及时识别潜在的破坏性研究是一个重要的研究问题，因为科学中的破坏性创新改变了现有的范式和/或打开了一个新的范式。本研究提出了一个基于比较权力的大型模型，该模型可以通过对语义相关论文的比较分析，迅速准确地识别潜在的破坏性研究。为此，将累积的破坏性和整合性引文作为众包标注数据，构建自构建数据集。我们使用了一系列机器学习模型（ml）、深度学习模型（dl）和大型语言模型（llm）来构建分类器。我们的最优模型Mistral-7B+*获得了令人印象深刻的F1分数0.8210，比表现最好的ML和DL模型分别高出约27.05%和14.03%。对最近发表的275篇生物医学论文的测试进一步验证了其有效性。此外，我们进行了全面的实验，以仔细检查大型模型的比较能力，以及比较论文的数量和质量以及摘要中不同功能段落对识别性能的影响。我们的研究结果表明，适当的比较论文数量和质量可以提高鉴定性能。此外，基于结果的段落对于识别破坏性研究是最重要的，而基于方法的段落是最不重要的。

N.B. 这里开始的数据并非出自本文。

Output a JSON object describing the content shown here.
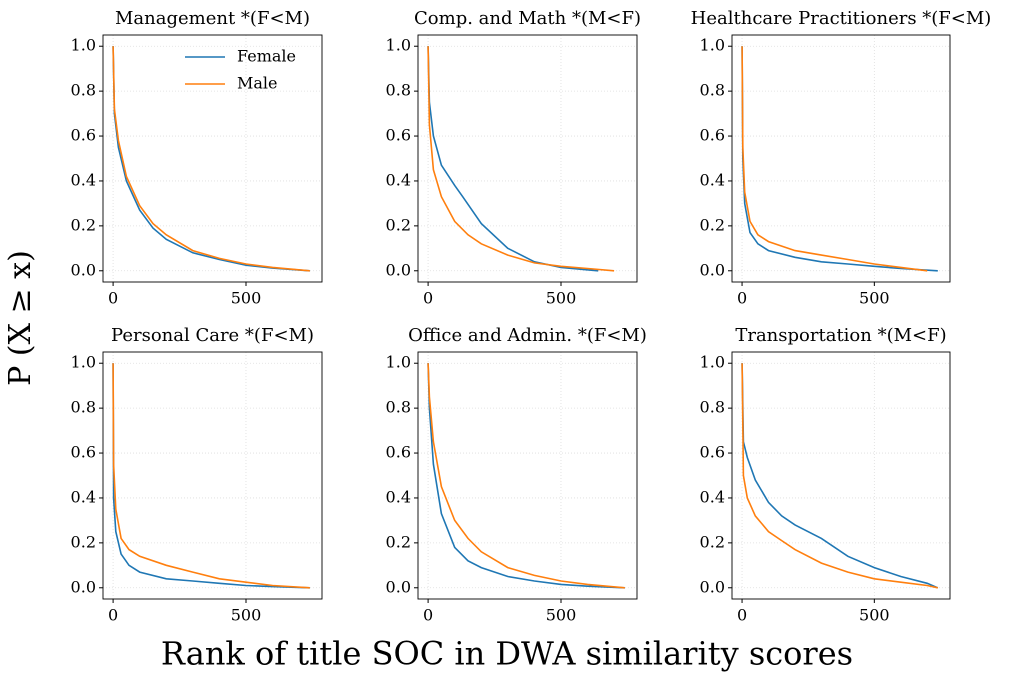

本文章由计算机程序翻译，如有差异，请以英文原文为准。

查看原文本刊更多论文

Identifying potentially disruptive research via a comparative power-based large model

Timely identification of potentially disruptive research is a significant research issue, since disruptive innovation in science transforms the existing paradigm and/or opens a new paradigm. This study proposes a comparative power-based large model that can promptly and accurately identify potentially disruptive research via comparative analysis of semantically-related papers. To this end, a self-constructed dataset was built by treating accumulated disruptive and consolidating citations as crowdsourced annotation data. We employed a range of machine learning models (MLs), deep learning models (DLs), and large language models (LLMs) to build classifiers. Our optimal model, Mistral-7B^+*, attains an impressive F1 score of 0.8210 and outperforms the best-performing ML and DL models by approximately 27.05 % and 14.03 %, respectively. Testing on 275 recently published biomedical papers further verifies its effectiveness. Additionally, we conduct comprehensive experiments to scrutinize the comparative power of the large model as well as the impact of the number and quality of comparative papers and distinct functional paragraphs within abstracts on identification performance. Our findings show that an appropriate number and quality of comparative papers can promote identification performance. Moreover, result-based paragraphs are the most important for identifying disruptive research, while method-based paragraphs are least important.

求助全文

通过发布文献求助，成功后即可免费获取论文全文。去求助

来源期刊

Information Processing & Management 工程技术-计算机：信息系统

CiteScore

17.00

自引率

11.60%

发文量

276

审稿时长

39 days

期刊介绍： Information Processing and Management is dedicated to publishing cutting-edge original research at the convergence of computing and information science. Our scope encompasses theory, methods, and applications across various domains, including advertising, business, health, information science, information technology marketing, and social computing. We aim to cater to the interests of both primary researchers and practitioners by offering an effective platform for the timely dissemination of advanced and topical issues in this interdisciplinary field. The journal places particular emphasis on original research articles, research survey articles, research method articles, and articles addressing critical applications of research. Join us in advancing knowledge and innovation at the intersection of computing and information science.